Le fansub, une forme de culture participative

Nous pouvons constater que ces caractéristiques du fansub rejoignent celles de la culture participative propre à l’ère Web 2.0 au sens de Jenkins, spécialiste des nouveaux médias :

La culture participative est une culture dont les barrières à l’expression artistique et à l’engagement civique sont relativement faibles. Elle favorise grandement la créativité et le partage des créations, ainsi qu’un certain degré de mentorat informel permettant aux plus expérimentés de transmettre leurs connaissances aux novices. Dans la culture participative, les membres sont convaincus que leurs contributions ont de l’importance, et ils ressentent entre eux une forme de connexion sociale (au minimum ils se soucient de ce que les autres pensent de leurs créations). (Jenkins, Ito & Boyd, 2017)

Les faibles entraves à l’expression se manifestent par l’intervention des fans amateurs dans la traduction du sous‑titrage qu’ils dotent de créativité. Le fansub s’appuie sur les services efficaces fournis par l’Internet à la création et au partage de contenus. L’objectif des fansubbers est de répondre aux besoins des publics et de faire partager leurs compétences et leurs connaissances. Les fansubbers sont, dans ce cas‑là, plus expérimentés par rapport aux spectateurs jusqu’à ce que ces derniers deviennent fansubbers ! La diffusion répandue du fansub les assure de leur réussite. De plus, les interactions entre les fansubbers et leurs publics existent avant, pendant, voire après le processus de fansubbing, favorisant la formation d’une communauté.

Le fansub relève donc de la culture participative. Il est une nouvelle forme de culture médiatique basée sur la liberté, l’ouverture, le partage et l’interaction.

Le fansub en Chine

Évolution

La naissance du fansub en Chine intervient aussi dans le domaine de l’animation japonaise. Les fansub groups commencent à se former vers 2001. Mais, la capacité et l’efficacité de production sont assez limitées en raison d’une organisation peu mature. Les groupes de fansub ne peuvent alors travailler que sur un seul type de productions audiovisuelles et une seule variété de langue. Puis le fansub connaît sa période de boom avec l’introduction des séries télévisées américaines. De 2003 à 2009, de nombreux groupes apparaissent successivement. Au lieu de dépendre des services tiers, ils créent leurs propres forums, sites et réseaux de distribution. Ils disposent de serveurs payants, ressources uniques. Bien plus, ils invertissent dans la création de logiciels visant à faciliter les procédures et la mise à disposition du sous‑titrage. À la suite de la concurrence pour attirer les spectateurs, de « grands » groupes se sont distingués par la rapidité de production, la qualité de traduction et la variété de leurs œuvres. Ainsi, les règles établies par des « grands » pour l’organisation et la traduction ont été beaucoup imitées par les « petits » groupes. Après 2009, le développement du fansub en Chine s’est stabilisé malgré les contraintes imposées par les autorités chinoises2. Aujourd’hui, un fansub group est souvent composé de plusieurs sous‑groupes en fonction des variétés de langue. Son activité de sous‑titrage peut s’étendre à tous les programmes audiovisuels (y compris les cours publics, les documentaires, les émissions télévisées en plus des films et des feuilletons télévisés). En Chine, selon la récente étude menée par CNNIC3, le nombre d’internautes a atteint 802 millions, soit plus la moitié de la population chinoise. Cette pratique de fandom4 devient un moyen non négligeable pour les internautes chinois de connaître la culture des autres peuples et d’être sensibilisés à leurs langues.

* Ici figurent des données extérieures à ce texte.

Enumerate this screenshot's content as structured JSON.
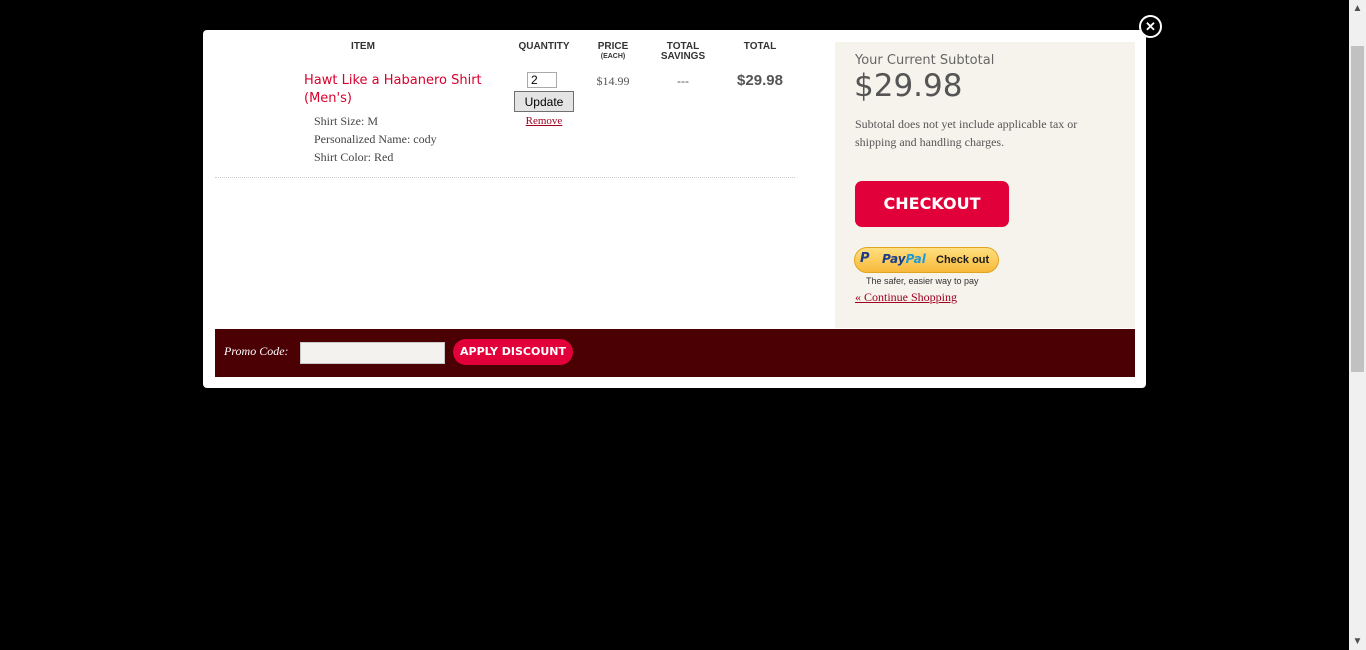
{
  "cart": {
    "headers": {
      "item": "ITEM",
      "quantity": "QUANTITY",
      "price": "PRICE",
      "price_sub": "(EACH)",
      "savings_line1": "TOTAL",
      "savings_line2": "SAVINGS",
      "total": "TOTAL"
    },
    "item": {
      "name": "Hawt Like a Habanero Shirt (Men's)",
      "attributes": [
        "Shirt Size: M",
        "Personalized Name: cody",
        "Shirt Color: Red"
      ],
      "quantity": "2",
      "update_label": "Update",
      "remove_label": "Remove",
      "price": "$14.99",
      "savings": "---",
      "total": "$29.98"
    }
  },
  "summary": {
    "label": "Your Current Subtotal",
    "amount": "$29.98",
    "note": "Subtotal does not yet include applicable tax or shipping and handling charges.",
    "checkout_label": "CHECKOUT",
    "paypal": {
      "pay": "Pay",
      "pal": "Pal",
      "cta": "Check out",
      "tagline": "The safer, easier way to pay"
    },
    "continue_label": "« Continue Shopping"
  },
  "promo": {
    "label": "Promo Code:",
    "value": "",
    "button_label": "APPLY DISCOUNT"
  },
  "icons": {
    "close": "close-icon",
    "paypal": "paypal-icon",
    "scroll_up": "scroll-up-icon",
    "scroll_down": "scroll-down-icon"
  },
  "colors": {
    "accent": "#e2003a",
    "promo_bar": "#4b0004",
    "sidebar_bg": "#f6f3ec"
  }
}
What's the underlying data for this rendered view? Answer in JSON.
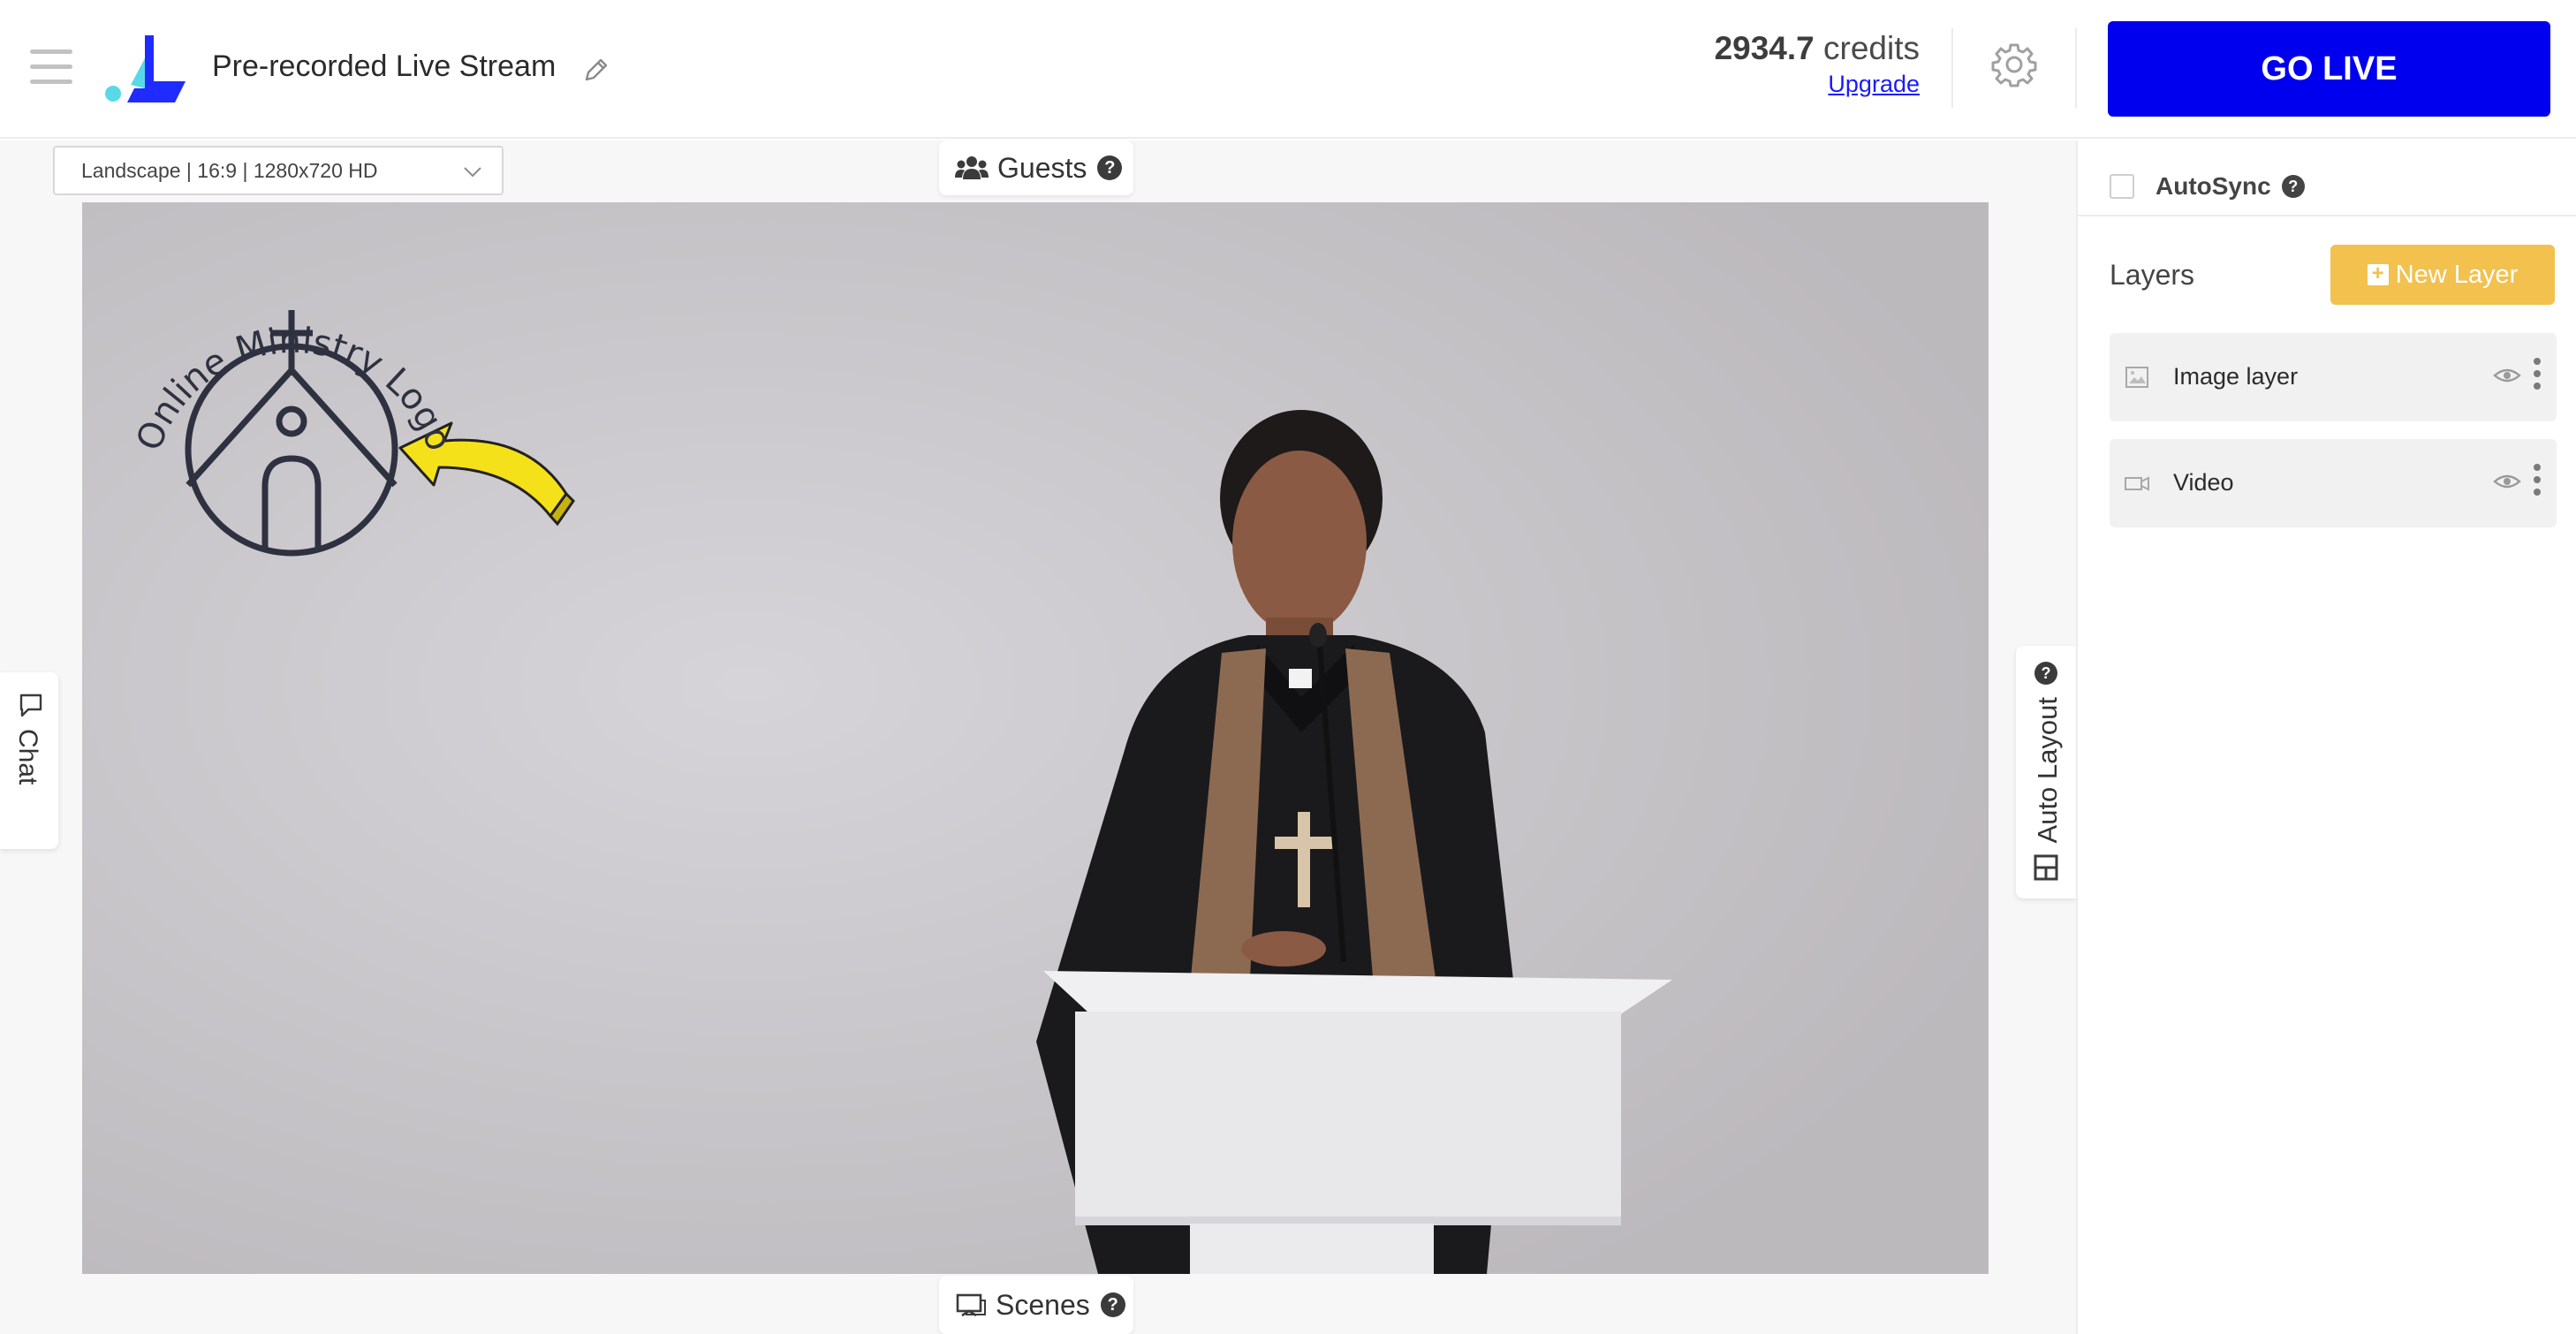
{
  "header": {
    "title": "Pre-recorded Live Stream",
    "credits_value": "2934.7",
    "credits_unit": "credits",
    "upgrade_label": "Upgrade",
    "go_live_label": "GO LIVE",
    "brand_color": "#0000ee",
    "logo_accent": "#59d9e8"
  },
  "toolbar": {
    "layout_select_value": "Landscape | 16:9 | 1280x720 HD",
    "guests_label": "Guests",
    "scenes_label": "Scenes",
    "help_glyph": "?"
  },
  "side_tabs": {
    "chat_label": "Chat",
    "auto_layout_label": "Auto Layout"
  },
  "stage": {
    "logo_text": "Online Ministry Logo",
    "arrow_color": "#f5e11a"
  },
  "panel": {
    "autosync_label": "AutoSync",
    "autosync_checked": false,
    "layers_title": "Layers",
    "new_layer_label": "New Layer",
    "new_layer_color": "#f2c14e",
    "layers": [
      {
        "name": "Image layer",
        "icon": "image-icon",
        "visible": true
      },
      {
        "name": "Video",
        "icon": "video-camera-icon",
        "visible": true
      }
    ]
  }
}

En immersion dans les groupes de fansub chinois

Nous avons participé aux pratiques de fansub chinois en tant que sous‑titreuse stagiaire au sein de deux groupes de fansub. Nous avons choisi un des groupes de fansub les plus connus en Chine (YYeTs) ; et un autre groupe assez jeune (Plsub). De ce fait, nous avons accumulé des expériences riches qui nous permettent de connaître l’organisation réelle d’un système de fansubbing. Nous allons évoquer la phase d’adhésion, l’organisation du travail, les règles de traduction.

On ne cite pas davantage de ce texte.